But the SECOND question that one ought to ask is- Cui Bono? ('qui bono' "To whose benefit?") Cui Bono is a Latin term, probably made most famous by the Roman judge, Lucius Cassius, in ancient times, and still used with effect today. The answers to this question can be most enlightening, in all sorts of situations. Sometimes, trying to figure out the intricacies of a complicated bit of legislation, sorting out all the whys and wherefores, can be exhausting. In such a situation, it is often more productive to consider who will benefit, and who will be hurt. This is true outside politics, as well.

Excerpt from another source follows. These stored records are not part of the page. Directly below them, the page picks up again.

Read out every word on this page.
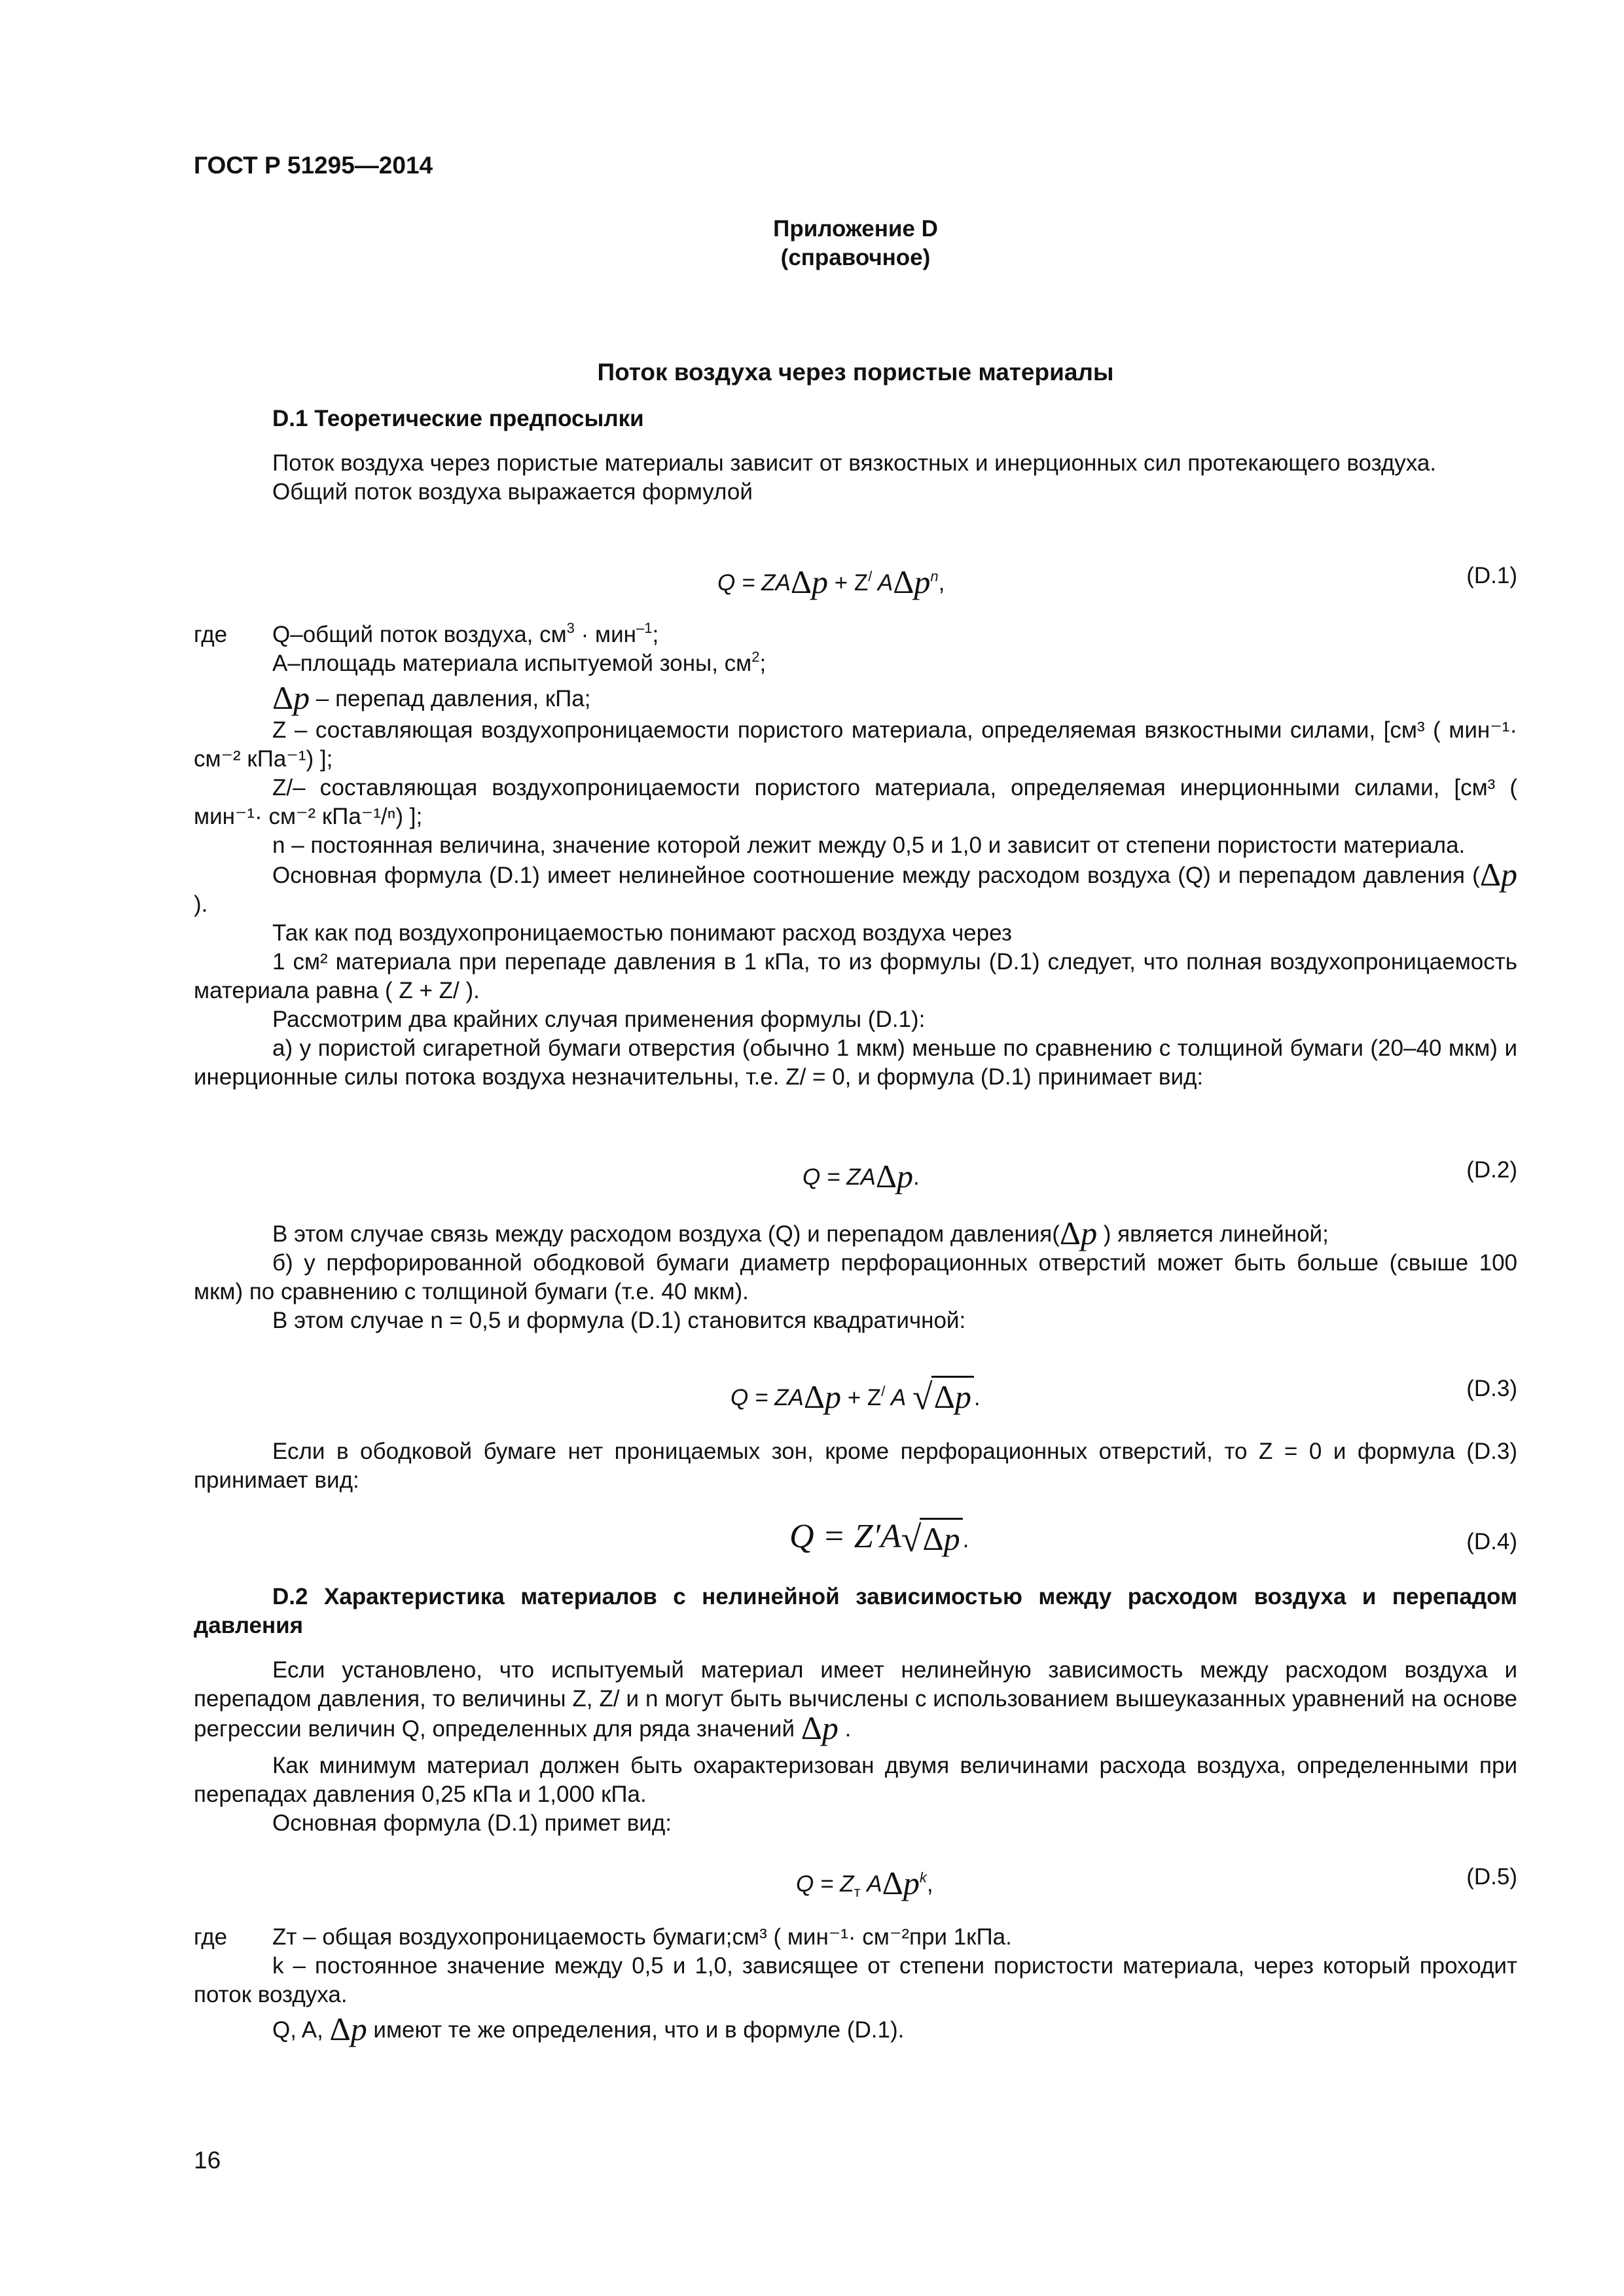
ГОСТ Р 51295—2014
Приложение D
(справочное)
Поток воздуха через пористые материалы

D.1 Теоретические предпосылки

Поток воздуха через пористые материалы зависит от вязкостных и инерционных сил протекающего воздуха.

Общий поток воздуха выражается формулой

Q = ZAΔp + Z/ AΔp$^n$,	(D.1)
где Q–общий поток воздуха, $см^3 \cdot мин^{-1}$;
A–площадь материала испытуемой зоны, $см^2$;
Δp – перепад давления, кПа;

Z – составляющая воздухопроницаемости пористого материала, определяемая вязкостными силами, [см³ ( мин⁻¹· см⁻² кПа⁻¹) ];

Z/– составляющая воздухопроницаемости пористого материала, определяемая инерционными силами, [см³ ( мин⁻¹· см⁻² кПа⁻¹/ⁿ) ];

n – постоянная величина, значение которой лежит между 0,5 и 1,0 и зависит от степени пористости материала.

Основная формула (D.1) имеет нелинейное соотношение между расходом воздуха (Q) и перепадом давления (Δp ).

Так как под воздухопроницаемостью понимают расход воздуха через

1 см² материала при перепаде давления в 1 кПа, то из формулы (D.1) следует, что полная воздухопроницаемость материала равна ( Z + Z/ ).

Рассмотрим два крайних случая применения формулы (D.1):

а) у пористой сигаретной бумаги отверстия (обычно 1 мкм) меньше по сравнению с толщиной бумаги (20–40 мкм) и инерционные силы потока воздуха незначительны, т.е. Z/ = 0, и формула (D.1) принимает вид:

Q = ZAΔp.	(D.2)

В этом случае связь между расходом воздуха (Q) и перепадом давления(Δp ) является линейной;

б) у перфорированной ободковой бумаги диаметр перфорационных отверстий может быть больше (свыше 100 мкм) по сравнению с толщиной бумаги (т.е. 40 мкм).

В этом случае n = 0,5 и формула (D.1) становится квадратичной:

Q = ZAΔp + Z/ A √Δp .	(D.3)

Если в ободковой бумаге нет проницаемых зон, кроме перфорационных отверстий, то Z = 0 и формула (D.3) принимает вид:

Q = Z′A√Δp .	(D.4)

D.2 Характеристика материалов с нелинейной зависимостью между расходом воздуха и перепадом давления

Если установлено, что испытуемый материал имеет нелинейную зависимость между расходом воздуха и перепадом давления, то величины Z, Z/ и n могут быть вычислены с использованием вышеуказанных уравнений на основе регрессии величин Q, определенных для ряда значений Δp .

Как минимум материал должен быть охарактеризован двумя величинами расхода воздуха, определенными при перепадах давления 0,25 кПа и 1,000 кПа.

Основная формула (D.1) примет вид:

$Q = Z_т$ AΔp$^k$,	(D.5)
где Zт – общая воздухопроницаемость бумаги;см³ ( мин⁻¹· см⁻²при 1кПа.

k – постоянное значение между 0,5 и 1,0, зависящее от степени пористости материала, через который проходит поток воздуха.

Q, A, Δp имеют те же определения, что и в формуле (D.1).

16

When I contemplate the current state of affairs among those who supposedly stand for Liberty and listen to all the various arguments among all the various factions, if I were not a student of history, I'd be tempted to indulge in fits of gibbering rage at the parochial pettiness of some of the arguments ongoing. Yet, putting matters into perspective, history shows that this is not unusual. The Greek city-states, after revolting from Persian rule, spent the next few years squabbling and quarreling amongst one another.
It was not until the advancing Persian army came closer and closer to Greece that the bitter factionalism died down, and the various Greek city-states joined together. After the heroic defense of Thermopylae, where a few thousand Greeks, led by Leonidas and the Three Hundred, slowed the Persian advance, the Greeks rallied to defeat Persia, first at Salamis and then at Plateia.

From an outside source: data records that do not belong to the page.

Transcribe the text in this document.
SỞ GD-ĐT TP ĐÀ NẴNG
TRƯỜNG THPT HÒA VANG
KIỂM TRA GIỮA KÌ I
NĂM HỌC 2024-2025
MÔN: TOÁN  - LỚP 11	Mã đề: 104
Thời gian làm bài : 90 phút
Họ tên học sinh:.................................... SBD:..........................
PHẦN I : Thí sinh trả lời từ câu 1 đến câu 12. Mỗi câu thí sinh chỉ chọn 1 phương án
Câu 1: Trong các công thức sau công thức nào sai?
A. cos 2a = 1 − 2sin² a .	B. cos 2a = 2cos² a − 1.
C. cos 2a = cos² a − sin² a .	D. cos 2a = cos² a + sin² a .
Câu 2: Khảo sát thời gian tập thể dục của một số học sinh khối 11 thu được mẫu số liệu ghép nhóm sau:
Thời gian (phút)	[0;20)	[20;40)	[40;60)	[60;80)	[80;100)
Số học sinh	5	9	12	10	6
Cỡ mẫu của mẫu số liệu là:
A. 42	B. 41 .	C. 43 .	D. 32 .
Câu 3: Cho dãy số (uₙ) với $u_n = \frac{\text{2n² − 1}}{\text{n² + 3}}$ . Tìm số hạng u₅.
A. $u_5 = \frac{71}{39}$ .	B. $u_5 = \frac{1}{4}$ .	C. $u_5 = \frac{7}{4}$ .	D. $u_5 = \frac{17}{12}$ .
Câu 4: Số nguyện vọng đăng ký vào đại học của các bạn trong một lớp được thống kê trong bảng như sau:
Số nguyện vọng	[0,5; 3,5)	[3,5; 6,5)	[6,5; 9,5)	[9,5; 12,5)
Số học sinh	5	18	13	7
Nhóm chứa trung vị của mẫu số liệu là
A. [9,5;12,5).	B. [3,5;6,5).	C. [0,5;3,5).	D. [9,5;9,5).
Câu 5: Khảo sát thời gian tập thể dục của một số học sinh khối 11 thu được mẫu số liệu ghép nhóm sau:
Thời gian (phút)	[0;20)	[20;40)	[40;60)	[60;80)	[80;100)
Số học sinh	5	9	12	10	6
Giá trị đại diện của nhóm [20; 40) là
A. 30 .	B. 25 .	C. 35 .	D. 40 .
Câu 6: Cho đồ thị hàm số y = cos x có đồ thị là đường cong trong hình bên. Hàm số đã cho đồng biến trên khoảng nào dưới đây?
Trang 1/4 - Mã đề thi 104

The thirteen American Colonies similarly were stricken by factionalism and parochialism; it took over a year after the Revolutionary War started on April 19th, 1775 for the Continental Congress to declare independence, over 3 months after the British fleet evacuated Boston. Nor are these the only two such examples; from Ancient Rome to medieval times right up to today, history is replete with people busy picking a fight rather than picking the fruits of peace, even if the only quarrel they can find is with their comrades right beside them. Ah, well.
Not only that, but history also shows us that there are often those who have taken a tyrant's silver to deliberately sow discord, to encourage division, to promote indecision, to poison the morale of the resolute and intimidate the undecided. It is worthwhile, then, to ask, in the immortal words of Lucius Cassius, cui bono? Who benefits from the present state of factionalism and bickering? On whose behalf are the sowers of discord acting? On whose behalf are you acting?

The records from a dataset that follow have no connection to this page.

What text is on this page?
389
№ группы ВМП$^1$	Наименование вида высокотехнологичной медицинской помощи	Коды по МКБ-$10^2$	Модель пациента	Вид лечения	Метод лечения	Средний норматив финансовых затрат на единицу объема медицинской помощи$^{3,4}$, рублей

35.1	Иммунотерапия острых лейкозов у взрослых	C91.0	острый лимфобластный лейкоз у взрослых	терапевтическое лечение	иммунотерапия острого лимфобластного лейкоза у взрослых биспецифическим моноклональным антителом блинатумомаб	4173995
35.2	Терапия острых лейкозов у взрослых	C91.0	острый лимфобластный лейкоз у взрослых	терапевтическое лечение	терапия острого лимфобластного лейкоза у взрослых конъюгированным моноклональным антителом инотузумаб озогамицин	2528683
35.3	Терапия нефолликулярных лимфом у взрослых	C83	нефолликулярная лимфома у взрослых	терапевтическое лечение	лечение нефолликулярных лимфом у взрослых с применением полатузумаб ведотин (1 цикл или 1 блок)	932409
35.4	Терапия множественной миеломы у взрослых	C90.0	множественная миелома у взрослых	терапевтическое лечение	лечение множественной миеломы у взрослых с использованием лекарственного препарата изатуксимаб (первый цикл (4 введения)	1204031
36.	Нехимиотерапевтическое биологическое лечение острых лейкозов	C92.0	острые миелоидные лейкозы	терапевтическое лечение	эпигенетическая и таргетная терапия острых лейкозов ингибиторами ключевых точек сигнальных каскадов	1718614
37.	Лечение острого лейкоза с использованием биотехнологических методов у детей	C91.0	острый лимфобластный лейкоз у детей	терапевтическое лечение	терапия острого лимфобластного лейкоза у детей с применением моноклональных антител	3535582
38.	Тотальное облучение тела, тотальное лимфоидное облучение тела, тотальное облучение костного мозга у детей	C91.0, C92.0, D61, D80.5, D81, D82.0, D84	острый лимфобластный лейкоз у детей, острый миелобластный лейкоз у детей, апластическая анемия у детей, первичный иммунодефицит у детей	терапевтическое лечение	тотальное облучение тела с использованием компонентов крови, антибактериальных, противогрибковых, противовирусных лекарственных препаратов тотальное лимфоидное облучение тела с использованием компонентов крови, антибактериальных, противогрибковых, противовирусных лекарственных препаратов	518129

Would you rather be right, or free?
*I* do not pretend to know the answer to this question, O gentle reader. But I do know that it is worth your time to ask, and to answer, that last question. Contemplate your answers, consider the Perfection of Imperfection, and then ask yourself one more question- "What is my goal, what do I seek?" Most men seek to defend their families. Patriots know that defense of the rights of Man is essential to the long-term well being of their family and their friends, and thus they defend what is right. What do you defend?
Do you truly seek individual freedom, where every person may do as they choose, live as they please, as long as they do not interfere with the right of others to do the same? I am struck by the irony of those who say that they seek to oppose tyranny, to defend freedom, yet in the next breath they aspire to stamp their preconceptions upon every brow. Is that Liberty?
Look at your actions, and weigh the answer.
Then do some PT and polish those skills!